Local residents are not convinced that the BID, which is limited to Broadway between Canal and Houston Streets, is needed, especially because only 23 percent of its total budget will go for street cleaning. Many fear that the BID will increase the number of tourists in SoHo, already a major problem. Artist Claude Sampton, whose Mercer Street building goes through to Broadway, spoke for many of the long-time artist residents when he said, "We do want the component on street cleaning. But it has to be good for residential areas, too. SoHo is special. It is a shopping mall but there are lots of people who live here. We will be affected." Artist and filmmaker Camille Billops quipped, "You can remove God quicker than the vendors."

Businessman Brian Steinwurtzel, who owns two commercial buildings on Broadway, serves as co-chair of the SoHo BID Steering Committee established in 2009. Steinwurtzel believes in the BID. "SoHo is what SoHo is today not because of the BID," he said. "Things will only get worse." When the Association of Community Employments Programs for the Homeless (ACE) founded by Henry Buhl decided that they could no longer afford to clean Broadway because revenue from the mega-stores there was inadequate to cover their costs, the decision was made to look into the creation of a BID. Consultant Barbara Cohen, a senior associate with Robert B. Pauls, was hired to help draft the district plan.

Following a series of meetings with residents, the SoHo BID designed a residential reimbursement plan. Only residential coop buildings that own their commercial spaces will pay fees for the BID.

But the reimbursement compromise plan does not seem to have placated most residents.

The February 28 meeting at Puffin Room was standing room only. It opened with director Carl Rosenstein, a 30-year resident of SoHo, playing "Taxman" by the Beatles. He danced to the music as smiles appeared on the faces of the largely senior crowd. On the white wall behind him were words handwritten in black paint: "Consent of the Governed."

That was the theme of the evening. It was also the theme of Rosenstein's Villager attack on Council Member Margaret Chin, "Angry Buddhist asks: Is SoHo Taking it on the Chin?" Chin, he wrote, "has made a cold political calculation that potential campaign donations by big SoHo real estate that will expand her power base far outweigh the votes that she will lose in a potential 2013 primary by selling out the relatively small residential SoHo community."

Chin, who is on record as saying that she will not support the SoHo BID if the residents' concerns are not dealt with, was, however, a keen supporter of the Chinatown BID, the largest in the five boroughs and one that annexed into its area seven blocks in the SoHo zoning district. Chin defended herself against Rosenstein's rant: "To date, I have not come out in support of the Broadway BID," she said, going on to add that her office has been present at many meetings "where extensive discussions were held with the co-op owners."

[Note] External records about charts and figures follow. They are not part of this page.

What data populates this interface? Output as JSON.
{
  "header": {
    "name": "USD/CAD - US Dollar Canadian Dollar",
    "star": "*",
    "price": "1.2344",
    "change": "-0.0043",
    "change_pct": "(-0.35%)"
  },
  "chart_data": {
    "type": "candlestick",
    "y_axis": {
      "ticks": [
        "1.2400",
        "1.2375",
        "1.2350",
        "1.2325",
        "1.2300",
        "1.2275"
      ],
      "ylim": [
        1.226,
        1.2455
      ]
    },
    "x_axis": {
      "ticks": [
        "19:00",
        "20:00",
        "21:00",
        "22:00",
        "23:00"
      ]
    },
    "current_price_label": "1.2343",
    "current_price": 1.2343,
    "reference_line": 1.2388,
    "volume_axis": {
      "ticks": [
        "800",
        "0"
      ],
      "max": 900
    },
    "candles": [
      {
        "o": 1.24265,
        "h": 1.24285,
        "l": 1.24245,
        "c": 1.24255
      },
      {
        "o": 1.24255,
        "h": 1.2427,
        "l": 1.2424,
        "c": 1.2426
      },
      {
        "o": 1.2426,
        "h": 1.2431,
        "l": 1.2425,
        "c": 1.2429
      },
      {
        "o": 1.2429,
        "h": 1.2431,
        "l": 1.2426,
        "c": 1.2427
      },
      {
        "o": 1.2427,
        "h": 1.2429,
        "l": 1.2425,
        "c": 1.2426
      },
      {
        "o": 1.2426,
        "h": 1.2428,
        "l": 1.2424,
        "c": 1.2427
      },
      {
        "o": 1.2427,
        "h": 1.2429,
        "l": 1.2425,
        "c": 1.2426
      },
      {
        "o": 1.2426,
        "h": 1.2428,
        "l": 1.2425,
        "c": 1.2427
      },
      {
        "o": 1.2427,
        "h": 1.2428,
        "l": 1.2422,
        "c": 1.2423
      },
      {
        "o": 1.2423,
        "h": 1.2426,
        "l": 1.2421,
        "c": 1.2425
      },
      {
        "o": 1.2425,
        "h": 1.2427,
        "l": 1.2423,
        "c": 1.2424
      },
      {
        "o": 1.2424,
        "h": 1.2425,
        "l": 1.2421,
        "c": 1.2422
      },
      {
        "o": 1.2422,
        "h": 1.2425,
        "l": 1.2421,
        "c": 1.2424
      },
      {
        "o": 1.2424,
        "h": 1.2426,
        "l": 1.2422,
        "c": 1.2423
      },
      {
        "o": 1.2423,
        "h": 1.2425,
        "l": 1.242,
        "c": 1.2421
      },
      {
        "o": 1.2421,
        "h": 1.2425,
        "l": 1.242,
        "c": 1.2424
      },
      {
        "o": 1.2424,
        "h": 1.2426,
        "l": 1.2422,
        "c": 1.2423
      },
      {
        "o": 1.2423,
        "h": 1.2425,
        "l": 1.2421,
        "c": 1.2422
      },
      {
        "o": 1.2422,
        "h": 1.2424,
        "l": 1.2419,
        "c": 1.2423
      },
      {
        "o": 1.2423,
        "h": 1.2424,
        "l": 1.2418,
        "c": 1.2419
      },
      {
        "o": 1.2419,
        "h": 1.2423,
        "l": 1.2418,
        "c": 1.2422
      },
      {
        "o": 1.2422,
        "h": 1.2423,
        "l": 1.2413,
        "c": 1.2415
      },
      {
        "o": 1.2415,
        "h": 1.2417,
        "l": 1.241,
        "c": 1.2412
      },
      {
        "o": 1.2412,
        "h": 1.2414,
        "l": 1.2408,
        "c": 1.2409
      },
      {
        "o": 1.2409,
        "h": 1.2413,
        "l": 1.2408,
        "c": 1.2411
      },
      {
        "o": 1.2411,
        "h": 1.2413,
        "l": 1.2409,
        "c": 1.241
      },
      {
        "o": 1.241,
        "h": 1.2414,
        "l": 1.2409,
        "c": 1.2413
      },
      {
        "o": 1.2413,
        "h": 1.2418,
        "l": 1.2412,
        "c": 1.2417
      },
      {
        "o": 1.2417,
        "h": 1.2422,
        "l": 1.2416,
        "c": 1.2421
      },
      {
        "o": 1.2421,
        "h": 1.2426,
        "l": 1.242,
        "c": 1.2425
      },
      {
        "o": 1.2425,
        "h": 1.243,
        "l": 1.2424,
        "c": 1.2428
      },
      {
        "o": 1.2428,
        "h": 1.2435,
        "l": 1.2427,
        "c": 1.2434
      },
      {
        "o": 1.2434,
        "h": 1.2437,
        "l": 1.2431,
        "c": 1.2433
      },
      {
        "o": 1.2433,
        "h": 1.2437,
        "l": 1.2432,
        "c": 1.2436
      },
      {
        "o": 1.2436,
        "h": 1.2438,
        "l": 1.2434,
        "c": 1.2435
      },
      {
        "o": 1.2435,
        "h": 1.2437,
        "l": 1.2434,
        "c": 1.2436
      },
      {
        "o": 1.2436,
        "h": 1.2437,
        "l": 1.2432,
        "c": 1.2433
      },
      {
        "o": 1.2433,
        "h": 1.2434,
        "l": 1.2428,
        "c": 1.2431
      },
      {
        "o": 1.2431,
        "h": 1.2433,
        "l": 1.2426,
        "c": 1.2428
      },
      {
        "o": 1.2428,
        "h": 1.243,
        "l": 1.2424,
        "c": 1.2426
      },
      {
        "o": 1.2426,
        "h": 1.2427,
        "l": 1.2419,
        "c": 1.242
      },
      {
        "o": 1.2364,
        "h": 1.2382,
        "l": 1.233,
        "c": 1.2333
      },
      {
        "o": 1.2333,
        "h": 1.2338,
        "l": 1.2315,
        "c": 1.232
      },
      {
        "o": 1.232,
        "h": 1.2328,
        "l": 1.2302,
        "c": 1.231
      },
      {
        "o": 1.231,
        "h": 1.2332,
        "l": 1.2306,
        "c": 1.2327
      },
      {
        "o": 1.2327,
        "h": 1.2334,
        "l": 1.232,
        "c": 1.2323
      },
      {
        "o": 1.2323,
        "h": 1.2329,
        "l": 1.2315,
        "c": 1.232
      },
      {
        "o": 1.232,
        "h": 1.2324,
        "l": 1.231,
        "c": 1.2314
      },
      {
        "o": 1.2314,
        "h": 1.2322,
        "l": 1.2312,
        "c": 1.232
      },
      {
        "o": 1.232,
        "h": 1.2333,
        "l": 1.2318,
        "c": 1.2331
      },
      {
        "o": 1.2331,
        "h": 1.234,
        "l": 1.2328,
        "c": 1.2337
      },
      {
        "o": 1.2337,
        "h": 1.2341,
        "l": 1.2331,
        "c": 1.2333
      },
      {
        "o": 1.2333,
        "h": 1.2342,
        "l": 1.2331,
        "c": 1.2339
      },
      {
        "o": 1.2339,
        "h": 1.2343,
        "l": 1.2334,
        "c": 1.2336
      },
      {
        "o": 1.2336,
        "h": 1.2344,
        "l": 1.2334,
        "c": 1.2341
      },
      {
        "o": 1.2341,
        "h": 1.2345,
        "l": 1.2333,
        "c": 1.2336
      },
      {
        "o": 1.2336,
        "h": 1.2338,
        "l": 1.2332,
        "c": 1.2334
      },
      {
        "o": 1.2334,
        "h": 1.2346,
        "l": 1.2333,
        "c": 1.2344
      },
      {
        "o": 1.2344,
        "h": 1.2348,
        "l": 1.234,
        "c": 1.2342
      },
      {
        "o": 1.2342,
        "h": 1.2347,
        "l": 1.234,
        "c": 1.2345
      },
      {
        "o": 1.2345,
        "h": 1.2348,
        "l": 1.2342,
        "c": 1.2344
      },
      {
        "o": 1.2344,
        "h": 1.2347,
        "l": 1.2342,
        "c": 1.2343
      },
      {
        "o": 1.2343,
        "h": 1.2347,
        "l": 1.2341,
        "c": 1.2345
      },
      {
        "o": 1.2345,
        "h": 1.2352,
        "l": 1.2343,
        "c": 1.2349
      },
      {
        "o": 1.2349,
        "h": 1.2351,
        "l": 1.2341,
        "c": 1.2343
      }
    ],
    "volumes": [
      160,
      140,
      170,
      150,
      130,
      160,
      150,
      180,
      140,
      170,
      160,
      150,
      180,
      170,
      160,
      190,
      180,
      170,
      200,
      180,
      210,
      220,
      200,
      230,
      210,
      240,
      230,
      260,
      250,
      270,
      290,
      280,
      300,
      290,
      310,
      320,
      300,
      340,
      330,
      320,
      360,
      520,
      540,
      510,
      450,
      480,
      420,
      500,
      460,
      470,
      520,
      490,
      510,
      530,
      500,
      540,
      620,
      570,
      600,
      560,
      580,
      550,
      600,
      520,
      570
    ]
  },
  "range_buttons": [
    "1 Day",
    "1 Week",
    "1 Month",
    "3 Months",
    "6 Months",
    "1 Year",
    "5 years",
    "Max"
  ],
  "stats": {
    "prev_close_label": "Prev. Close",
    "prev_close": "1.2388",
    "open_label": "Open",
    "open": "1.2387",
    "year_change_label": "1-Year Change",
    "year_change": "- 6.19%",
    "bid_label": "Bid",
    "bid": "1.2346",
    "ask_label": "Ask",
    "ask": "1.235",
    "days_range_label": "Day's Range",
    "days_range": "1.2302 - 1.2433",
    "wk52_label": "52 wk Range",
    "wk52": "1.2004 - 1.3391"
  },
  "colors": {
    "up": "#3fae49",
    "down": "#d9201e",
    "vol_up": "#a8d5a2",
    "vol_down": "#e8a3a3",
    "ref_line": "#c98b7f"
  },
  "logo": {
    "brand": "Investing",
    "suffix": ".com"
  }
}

While Chin may have attended many previous meetings, she was a no show at the Puffin Room event, although the sign on the door said that Margaret Chin was expected. Some called it an act of cowardice. Others decided that the next step was activism. Sheets of paper with the words NO BID in large black letters and space for personal messages were given out, as were envelopes addressed to Chin's Broadway office. Update (5:17pm): Chin's office said that they were invited at the last minute and that she was unable to attend. However, she did send staff members to the meeting who were turned away by Rosenstein.

One media savvy resident suggested using Facebook pages, email and signing a petition on Twitition. If they can topple dictators in the Middle East, he said, we can defeat the SoHo BID.

Roslyn Bernstein is the author of Boardwalk Stories and the co-author with the architect Shael Shapiro of Illegal Living: 80 Wooster Street and the Evolution of SoHo. She teaches journalism at Baruch College and the CUNY Graduate School of Journalism.